Would o3 pro be the first one that can reliably understand a gigantic congressional bill, to the point where it could analyze and warn of side effects?

  • Would require the bill to be short, or otherwise made ingestible. And also would require an analysis of relevant inter-related statutes and precedents.

    Legal analysis is challenging because it's like wordier code.

    the "Big Beautiful Bill" is 350K tokens. O3 Pro's context window is 200K, but you also lose performance as you get closer to the max.

    It could analyze a section but you still have the challenge of finding relevant laws and precedents.

Same here, I’d be very interested to learn how others decide what model to use for which tasks.

I find these minutes-long iterations so painful that in practice I always go for the fast non-reasoning models.

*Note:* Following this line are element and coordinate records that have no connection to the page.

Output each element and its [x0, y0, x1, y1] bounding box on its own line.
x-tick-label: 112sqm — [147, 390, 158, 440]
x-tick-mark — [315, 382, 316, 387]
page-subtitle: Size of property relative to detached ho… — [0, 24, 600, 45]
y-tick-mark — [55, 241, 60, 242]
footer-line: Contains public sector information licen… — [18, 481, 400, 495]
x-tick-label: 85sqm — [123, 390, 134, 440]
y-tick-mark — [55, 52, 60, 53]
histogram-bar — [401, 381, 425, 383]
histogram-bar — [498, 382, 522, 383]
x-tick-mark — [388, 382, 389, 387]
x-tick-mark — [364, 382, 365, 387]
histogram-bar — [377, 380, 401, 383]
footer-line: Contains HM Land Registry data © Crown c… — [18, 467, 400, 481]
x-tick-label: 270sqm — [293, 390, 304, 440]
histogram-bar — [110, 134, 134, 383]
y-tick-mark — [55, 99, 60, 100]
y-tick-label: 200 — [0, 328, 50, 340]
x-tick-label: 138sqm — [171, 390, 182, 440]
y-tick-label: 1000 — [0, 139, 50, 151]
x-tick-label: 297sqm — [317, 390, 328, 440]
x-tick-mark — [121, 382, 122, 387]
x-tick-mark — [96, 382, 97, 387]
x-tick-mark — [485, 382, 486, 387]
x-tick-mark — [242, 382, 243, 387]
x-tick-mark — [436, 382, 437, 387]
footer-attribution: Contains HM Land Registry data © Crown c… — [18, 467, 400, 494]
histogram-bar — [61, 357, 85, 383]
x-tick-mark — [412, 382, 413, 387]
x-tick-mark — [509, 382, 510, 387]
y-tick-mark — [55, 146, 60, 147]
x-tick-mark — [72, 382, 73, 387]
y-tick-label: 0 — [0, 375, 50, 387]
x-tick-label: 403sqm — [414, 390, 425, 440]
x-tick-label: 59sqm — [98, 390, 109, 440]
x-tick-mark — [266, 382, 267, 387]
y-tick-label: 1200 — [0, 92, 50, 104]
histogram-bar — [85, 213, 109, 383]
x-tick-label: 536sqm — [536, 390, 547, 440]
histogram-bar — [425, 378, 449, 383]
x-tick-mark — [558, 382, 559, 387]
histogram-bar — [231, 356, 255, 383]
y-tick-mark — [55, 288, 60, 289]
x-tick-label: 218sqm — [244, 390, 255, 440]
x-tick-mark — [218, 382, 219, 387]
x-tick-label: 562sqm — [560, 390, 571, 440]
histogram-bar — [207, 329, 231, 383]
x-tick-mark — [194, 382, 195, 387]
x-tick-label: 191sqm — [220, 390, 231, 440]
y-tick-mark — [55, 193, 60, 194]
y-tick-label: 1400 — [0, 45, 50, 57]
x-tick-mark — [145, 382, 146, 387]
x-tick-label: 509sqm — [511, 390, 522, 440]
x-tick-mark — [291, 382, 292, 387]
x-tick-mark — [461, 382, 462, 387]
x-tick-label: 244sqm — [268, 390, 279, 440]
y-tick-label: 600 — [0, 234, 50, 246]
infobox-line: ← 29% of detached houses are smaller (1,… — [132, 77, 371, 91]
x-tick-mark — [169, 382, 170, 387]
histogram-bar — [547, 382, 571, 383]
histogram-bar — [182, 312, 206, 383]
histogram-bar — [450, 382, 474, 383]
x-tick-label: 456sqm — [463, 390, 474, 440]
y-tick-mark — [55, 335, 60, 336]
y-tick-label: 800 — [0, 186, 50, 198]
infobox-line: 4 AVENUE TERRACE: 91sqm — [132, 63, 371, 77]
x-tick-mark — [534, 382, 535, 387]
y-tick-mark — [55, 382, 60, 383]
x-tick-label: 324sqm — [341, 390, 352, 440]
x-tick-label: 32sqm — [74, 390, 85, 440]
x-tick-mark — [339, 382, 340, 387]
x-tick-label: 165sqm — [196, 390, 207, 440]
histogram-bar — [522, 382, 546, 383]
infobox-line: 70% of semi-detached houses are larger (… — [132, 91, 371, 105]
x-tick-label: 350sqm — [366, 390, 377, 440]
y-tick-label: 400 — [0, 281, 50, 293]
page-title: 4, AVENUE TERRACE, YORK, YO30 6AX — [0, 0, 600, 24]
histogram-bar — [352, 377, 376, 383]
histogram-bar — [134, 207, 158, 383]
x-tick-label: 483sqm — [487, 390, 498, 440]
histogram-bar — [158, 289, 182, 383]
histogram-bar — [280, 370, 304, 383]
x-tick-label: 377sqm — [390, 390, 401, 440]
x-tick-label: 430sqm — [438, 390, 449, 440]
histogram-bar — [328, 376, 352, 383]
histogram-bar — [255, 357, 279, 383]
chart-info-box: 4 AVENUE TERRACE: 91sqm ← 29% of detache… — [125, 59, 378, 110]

  • Imagine a tricky distributed systems problem where you feed all of the context of your setup to the LLM and it uses the advanced reasoning to diagnose possible avenues. I did that recently with a frontier model to unwrap some very tricky istio related connection pooling issues causing syn/ack floods.

    For coding I usually use the fast frontier model like o4minihigh, but I bust out the fancy research models when I want things like general architecture and design feedbacks that require broader advanced reasoning

  • I don't often have LLMs write a lot of code for me, but when I do, I don't mind waiting a couple more minutes for a result that will waste less of my time in debugging when I try to use it.

    Also it's useful to have models review code that I wrote -- in some cases years ago -- to uncover old bugs. Current models are generally far too eager to say "Yup! Looks good! You da man!" when there are actually serious flaws in the code they are reviewing. So again, this is a task that justifies use of the most powerful models currently available, and that doesn't have to run in real time.

Something that comes to mind – I code with for platform that doesn't have a lot of source code or documentation simply available online for training; I have to provide a lot of context. A lot more inference lets it combine its general knowledge about systems programming to this really niche domain, with a lot less hallucination and a lot more systematic reasoning.

Random thought: dump your knowledge base into it (Obsidian, ...) and ask it to reorganize it, delete duplication, obsolete stuff, optimize it.

Or tell it what you know about non-programming subject X, and ask it to explain it to you such that you understand it better.

Or for coding: ask it to look at your code, and suggest large scale architecture changes.

For these kinds of tasks, the models are still lacking.